Americans are beginning to take a front seat in driving their health care decisions. Health care consumerism is on the rise and more employers are implementing consumer-directed health plans, such as high-deductible health plans and health savings accounts (HSAs), than ever before. Previously considered a nice-to-have, non-traditional option, voluntary benefits are becoming more mainstream and in demand by employees and employers alike.
Many organizations now recognize that making voluntary benefits available not only fulfills a core portion of their benefits offerings, but satisfies the growing demand among workers for more options — including life insurance — in protecting their income and financial safety. This is all good news for brokers and agents.
One hurdle that threatens to derail many clients from reaping the rewards voluntary benefits can deliver is a simple lack of knowledge. Just 40 percent of employees feel extremely/very informed about the benefits offered at their company. This may in part be due to a deficit of information about voluntary benefits and their role in financial and health protection.
As is often the case, lack of knowledge breeds creation of myths. A recent study conducted by Alfac discovered four common misconceptions about voluntary insurance options that brokers will need to address with clients.
Myth 1: Payouts from voluntary insurance policies can only be used for specified medical expenses, and pay doctors directly for medical bills.
According to the Aflac survey, two-thirds of employees (66 percent) and nearly as many HR decision- makers (62 percent) mistakenly believe that payouts from voluntary insurance policies can only be used for specified medical expenses. Also, more than half of employees and HR decision-makers (55 percent) believe that voluntary insurance plans always pay doctors directly for medical bills.
While this is true for major medical plans, voluntary insurance pays cash benefits directly to the policyholder, unless otherwise assigned, to be used however he or she may choose–from daily expenses like mortgage payments or rent to helping pay for gas to and from the doctor. Voluntary insurance plans are designed to help policyholders pay for the many out-of-pocket expenses that major medical doesn’t cover, including cash to cover copayments, deductible, and general living expenses.
Myth 2: Supplemental insurance costs way too much.
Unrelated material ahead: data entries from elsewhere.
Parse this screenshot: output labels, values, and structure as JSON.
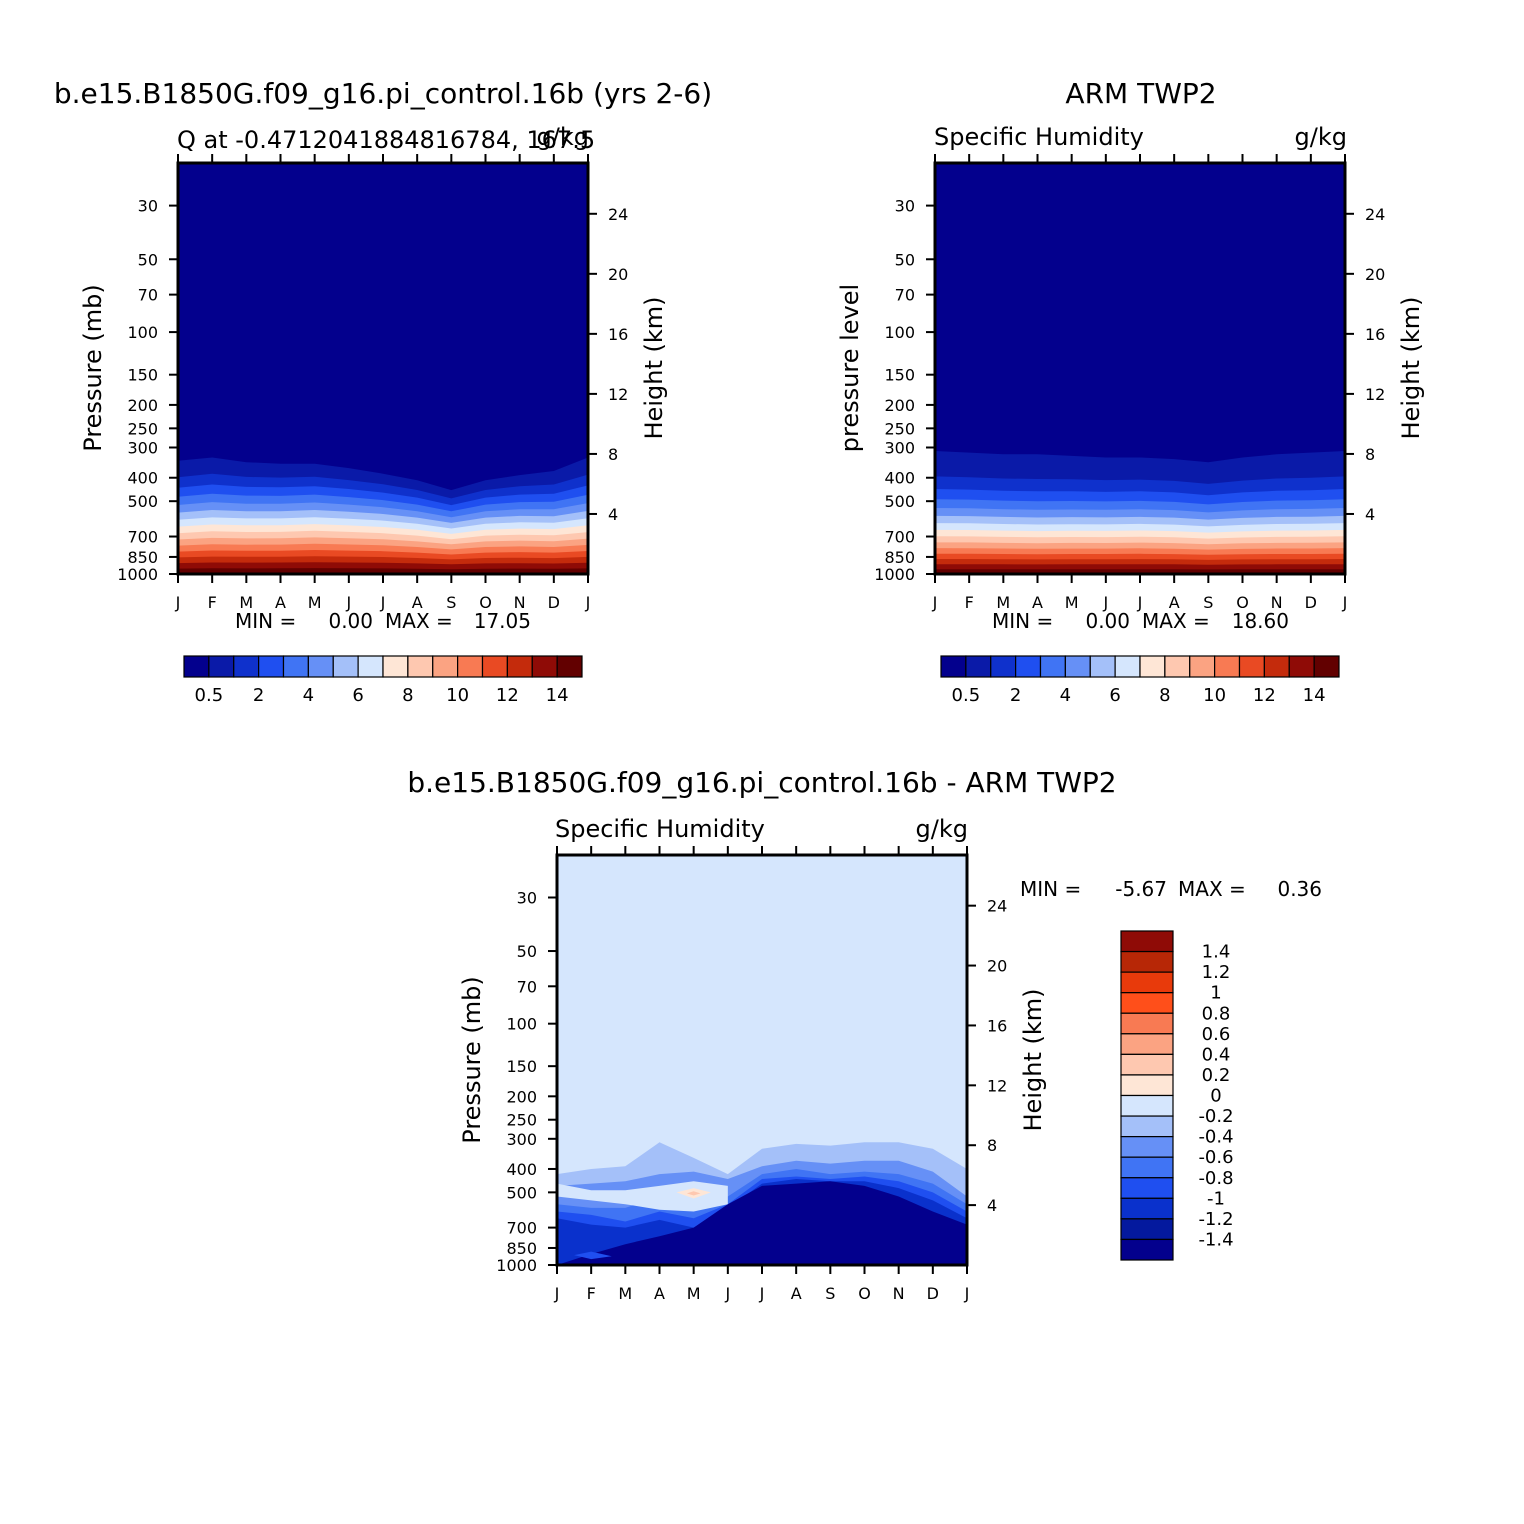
{
  "chart_data": [
    {
      "type": "heatmap",
      "title": "b.e15.B1850G.f09_g16.pi_control.16b (yrs 2-6)",
      "subtitle_left": "Q at -0.4712041884816784, 167.5",
      "subtitle_right": "g/kg",
      "ylabel": "Pressure (mb)",
      "ylabel_right": "Height (km)",
      "x_ticks": [
        "J",
        "F",
        "M",
        "A",
        "M",
        "J",
        "J",
        "A",
        "S",
        "O",
        "N",
        "D",
        "J"
      ],
      "y_ticks": [
        "30",
        "50",
        "70",
        "100",
        "150",
        "200",
        "250",
        "300",
        "400",
        "500",
        "700",
        "850",
        "1000"
      ],
      "height_ticks": [
        "24",
        "20",
        "16",
        "12",
        "8",
        "4"
      ],
      "stats": {
        "min_label": "MIN =",
        "min": "0.00",
        "max_label": "MAX =",
        "max": "17.05"
      },
      "colorbar_ticks": [
        "0.5",
        "2",
        "4",
        "6",
        "8",
        "10",
        "12",
        "14"
      ],
      "month_values_note": "",
      "moist_top_pressure_mb": [
        340,
        330,
        345,
        350,
        350,
        365,
        385,
        410,
        450,
        410,
        390,
        375,
        330
      ],
      "surface_humidity_gkg": [
        17.0,
        16.8,
        16.5,
        16.3,
        16.0,
        15.8,
        15.5,
        15.4,
        15.2,
        15.4,
        15.8,
        16.5,
        17.0
      ]
    },
    {
      "type": "heatmap",
      "title": "ARM TWP2",
      "subtitle_left": "Specific Humidity",
      "subtitle_right": "g/kg",
      "ylabel": "pressure level",
      "ylabel_right": "Height (km)",
      "x_ticks": [
        "J",
        "F",
        "M",
        "A",
        "M",
        "J",
        "J",
        "A",
        "S",
        "O",
        "N",
        "D",
        "J"
      ],
      "y_ticks": [
        "30",
        "50",
        "70",
        "100",
        "150",
        "200",
        "250",
        "300",
        "400",
        "500",
        "700",
        "850",
        "1000"
      ],
      "height_ticks": [
        "24",
        "20",
        "16",
        "12",
        "8",
        "4"
      ],
      "stats": {
        "min_label": "MIN =",
        "min": "0.00",
        "max_label": "MAX =",
        "max": "18.60"
      },
      "colorbar_ticks": [
        "0.5",
        "2",
        "4",
        "6",
        "8",
        "10",
        "12",
        "14"
      ],
      "moist_top_pressure_mb": [
        310,
        315,
        320,
        320,
        325,
        330,
        330,
        335,
        345,
        330,
        320,
        315,
        310
      ],
      "surface_humidity_gkg": [
        18.6,
        18.5,
        18.5,
        18.6,
        18.4,
        18.3,
        18.2,
        18.2,
        18.3,
        18.4,
        18.5,
        18.6,
        18.6
      ]
    },
    {
      "type": "heatmap",
      "title": "b.e15.B1850G.f09_g16.pi_control.16b - ARM TWP2",
      "subtitle_left": "Specific Humidity",
      "subtitle_right": "g/kg",
      "ylabel": "Pressure (mb)",
      "ylabel_right": "Height (km)",
      "x_ticks": [
        "J",
        "F",
        "M",
        "A",
        "M",
        "J",
        "J",
        "A",
        "S",
        "O",
        "N",
        "D",
        "J"
      ],
      "y_ticks": [
        "30",
        "50",
        "70",
        "100",
        "150",
        "200",
        "250",
        "300",
        "400",
        "500",
        "700",
        "850",
        "1000"
      ],
      "height_ticks": [
        "24",
        "20",
        "16",
        "12",
        "8",
        "4"
      ],
      "stats": {
        "min_label": "MIN =",
        "min": "-5.67",
        "max_label": "MAX =",
        "max": "0.36"
      },
      "colorbar_ticks": [
        "1.4",
        "1.2",
        "1",
        "0.8",
        "0.6",
        "0.4",
        "0.2",
        "0",
        "-0.2",
        "-0.4",
        "-0.6",
        "-0.8",
        "-1",
        "-1.2",
        "-1.4"
      ],
      "dry_top_pressure_mb": [
        1000,
        900,
        820,
        760,
        700,
        560,
        470,
        460,
        450,
        470,
        520,
        600,
        680
      ]
    }
  ],
  "colors": {
    "humidity_scale": [
      "#03008d",
      "#0a1aa8",
      "#0f31cc",
      "#1f4ff0",
      "#4074f4",
      "#6690f6",
      "#a4c0f9",
      "#d5e6fd",
      "#fee6d6",
      "#fec8b0",
      "#fba382",
      "#f87a53",
      "#e94a23",
      "#c42b0c",
      "#8f0b06",
      "#620000"
    ],
    "diff_scale": [
      "#03008d",
      "#04199e",
      "#0a31cc",
      "#1f4ff0",
      "#4074f4",
      "#6690f6",
      "#a4c0f9",
      "#d5e6fd",
      "#fee6d6",
      "#fec8b0",
      "#fba382",
      "#f87a53",
      "#ff4f1a",
      "#e83a0b",
      "#b72706",
      "#8f0b06"
    ]
  }
}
Many employees believe that supplemental insurance plans cost too much, with half of all those surveyed, and one-third of HR decision-makers, believing this is true. However, many voluntary insurance providers offer a range of products that fit most budgets. For example, Aflac offers consumers basic insurance coverage featuring accident, sickness and life insurance policies for less than $12 a week using standard rates.
The intent of voluntary insurance providers is to offer families broader insurance coverage and the protection they need to help ease the financial burden that an unexpected accident or injury can create.
Myth 3: It costs employers to offer voluntary insurance benefits.
Although voluntary insurance benefits have no direct cost to employers, fewer than half (44 percent) believe this is true. Further, one in four HR benefits decision-makers believe that employers pay all or most of the premiums for voluntary insurance plans. This misperception can be a costly one for companies, many of whom are seeking ways to keep health care costs down while still providing access to the coverage their employees need and demand.